Plus charismatiques, hélas au sens péjoratif du terme, furent certainement les camisards cévenols. Leurs expériences extatiques ne furent pas rares. Illumination et discours prophétiques accompagnés de transes étalèrent au grand jour un mysticisme irrationnel. Même si on peut leur vouer admiration et respect pour leur héroïsme dans leur résistance à l’oppression religieuse, nous ne devrions pas sacrifier pour autant la vérité biblique à notre admiration et sympathie envers certains de nos ancêtres spirituels.
Cependant, il est notoire que, depuis la fin de l’ère apostolique jusqu’à nos jours, aucune des grandes figures de l’Église, des Pères ecclésiastiques aux grands réformateurs, n’a prétendu parler en langue. Ceci contredit l’affirmation de John Wesley, selon laquelle l’Église n’aurait pas parlé en langues à cause de sa paganisation! Si tel avait été le cas, Augustin, Jérôme, Thomas d’Aquin, Bernard de Clairvaux, Luther, Calvin, Kuyper ou Bavinck, pour ne mentionner qu’eux parmi les géants de l’histoire de l’Église, devraient se compter parmi les païens ou parmi les branches mortes de l’Église. Un autre argument contredira encore les prétentions des partisans modernes de la glossolalie : Qui déterminera la nature des langues et qui peut être autorisé à y apporter l’interprétation fidèle? Nous y reviendrons plus loin.
4. La période moderne←⤒🔗
L’histoire moderne de la glossolalie est liée au mouvement pentecôtiste. L’ancêtre immédiat en est un certain Edward Irving (1792-1834) qui soutint le premier que tous les dons de l’Esprit, sans exception, étaient de nature permanente et accordés durant toute l’existence historique de l’Église, par conséquent aussi la glossolalie. Fondateur à Londres de l’Église irvingienne apostolique (protopentecôtiste), il pensa qu’il fallait rétablir tous les dons, y compris celui de l’apostolat. La glossolalie y occupa une place de choix. Si le mouvement ne fit pas long feu, en revanche les mouvements dits de sainteté en Amérique du Nord (tous d’obédience méthodiste) surgirent un peu partout et donnèrent naissance aux Églises et aux pratiques pentecôtistes.

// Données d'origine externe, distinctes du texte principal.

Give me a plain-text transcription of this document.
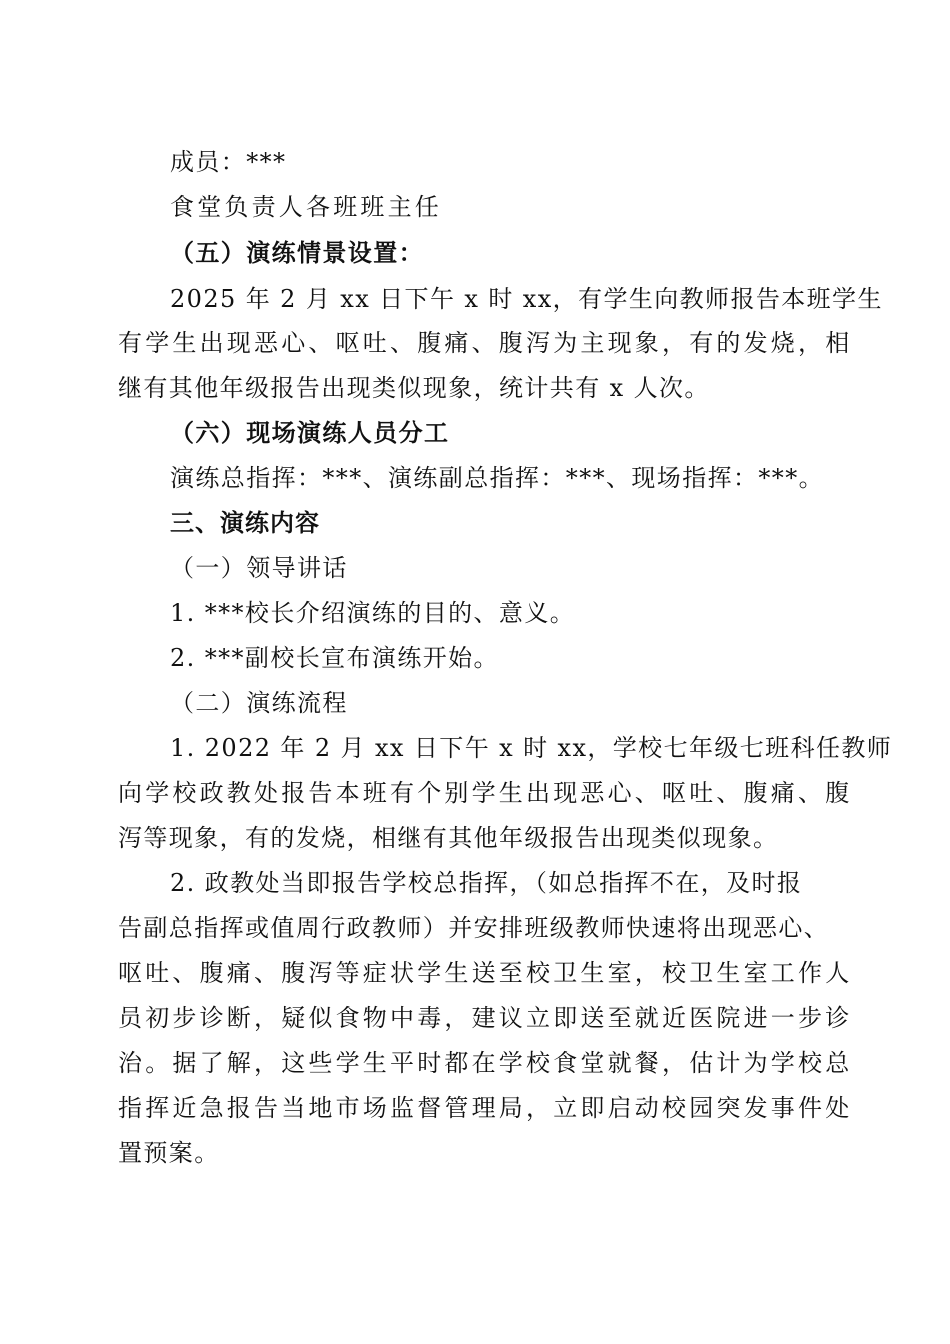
成员：***
食堂负责人各班班主任
（五）演练情景设置：
2025 年 2 月 xx 日下午 x 时 xx，有学生向教师报告本班学生
有学生出现恶心、呕吐、腹痛、腹泻为主现象，有的发烧，相
继有其他年级报告出现类似现象，统计共有 x 人次。
（六）现场演练人员分工
演练总指挥：***、演练副总指挥：***、现场指挥：***。
三、演练内容
（一）领导讲话
1. ***校长介绍演练的目的、意义。
2. ***副校长宣布演练开始。
（二）演练流程
1. 2022 年 2 月 xx 日下午 x 时 xx，学校七年级七班科任教师
向学校政教处报告本班有个别学生出现恶心、呕吐、腹痛、腹
泻等现象，有的发烧，相继有其他年级报告出现类似现象。
2. 政教处当即报告学校总指挥，（如总指挥不在，及时报
告副总指挥或值周行政教师）并安排班级教师快速将出现恶心、
呕吐、腹痛、腹泻等症状学生送至校卫生室，校卫生室工作人
员初步诊断，疑似食物中毒，建议立即送至就近医院进一步诊
治。据了解，这些学生平时都在学校食堂就餐，估计为学校总
指挥近急报告当地市场监督管理局，立即启动校园突发事件处
置预案。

Les débuts les plus immédiats de la pratique pentecôtiste de la glossolalie se situent autour des premières années de notre siècle. Il prend naissance sur le sol américain. La grande dépression résultant de la guerre de Sécession explique en partie le climat psychologique dans lequel le pentecôtisme a trouvé un sol favorable à son éclosion.

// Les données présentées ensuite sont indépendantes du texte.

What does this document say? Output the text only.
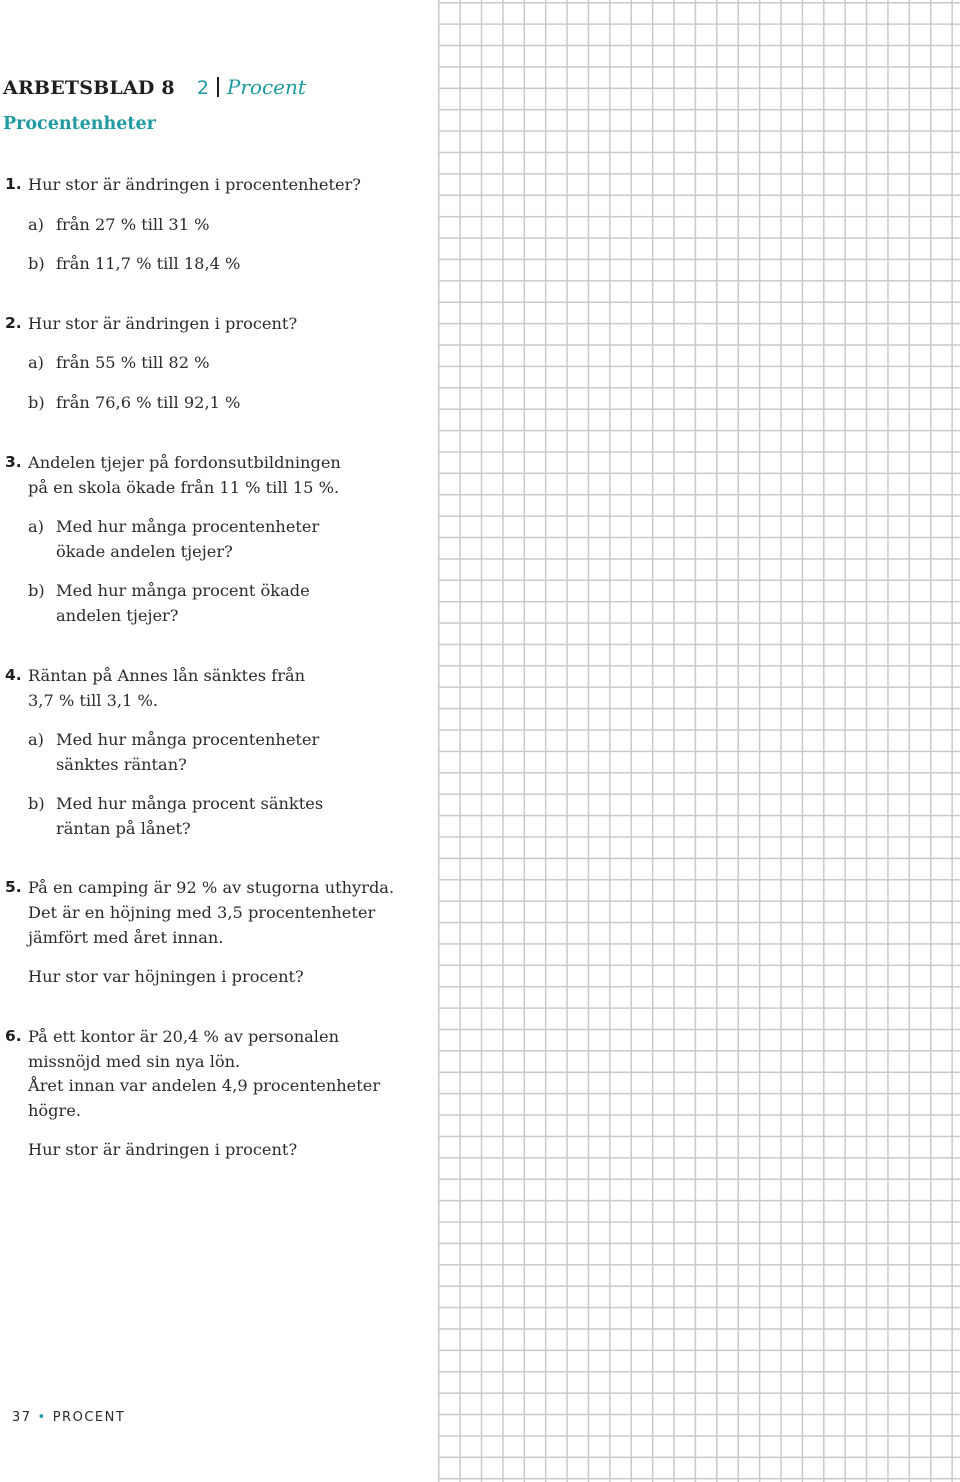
ARBETSBLAD 8 2 Procent
Procentenheter
1. Hur stor är ändringen i procentenheter?
a) från 27 % till 31 %
b) från 11,7 % till 18,4 %
2. Hur stor är ändringen i procent?
a) från 55 % till 82 %
b) från 76,6 % till 92,1 %
3. Andelen tjejer på fordonsutbildningen
på en skola ökade från 11 % till 15 %.
a) Med hur många procentenheter
ökade andelen tjejer?
b) Med hur många procent ökade
andelen tjejer?
4. Räntan på Annes lån sänktes från
3,7 % till 3,1 %.
a) Med hur många procentenheter
sänktes räntan?
b) Med hur många procent sänktes
räntan på lånet?
5. På en camping är 92 % av stugorna uthyrda.
Det är en höjning med 3,5 procentenheter
jämfört med året innan.
Hur stor var höjningen i procent?
6. På ett kontor är 20,4 % av personalen
missnöjd med sin nya lön.
Året innan var andelen 4,9 procentenheter
högre.
Hur stor är ändringen i procent?
37 • PROCENT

La révolution industrielle, avec son cortège d’effets corrupteurs et d’inextricables problèmes sociaux, ne pouvait que favoriser tout mouvement spiritualiste se réclamant de valeurs autres que matérielles et matérialistes. Les circonstances socio-économiques, avec leurs résultats moraux, exigeaient une forte riposte spirituelle. Le mouvement de sainteté est issu de cette situation de dépression morale et spirituelle autant que des circonstances socio-économiques. Le méthodisme, lui aussi, à ses origines plaçait l’accent sur la perfection chrétienne, qu’il fallait atteindre dès ici-bas (la deuxième bénédiction). Ce furent les conducteurs spirituels issus du méthodisme et des mouvements de sainteté qui, devenus pentecôtistes, se mirent à répandre les nouvelles idées avec un zèle inaccoutumé, s’attirant la sympathie accrue des représentants des Églises traditionnelles, voire de théologiens considérés comme orthodoxes.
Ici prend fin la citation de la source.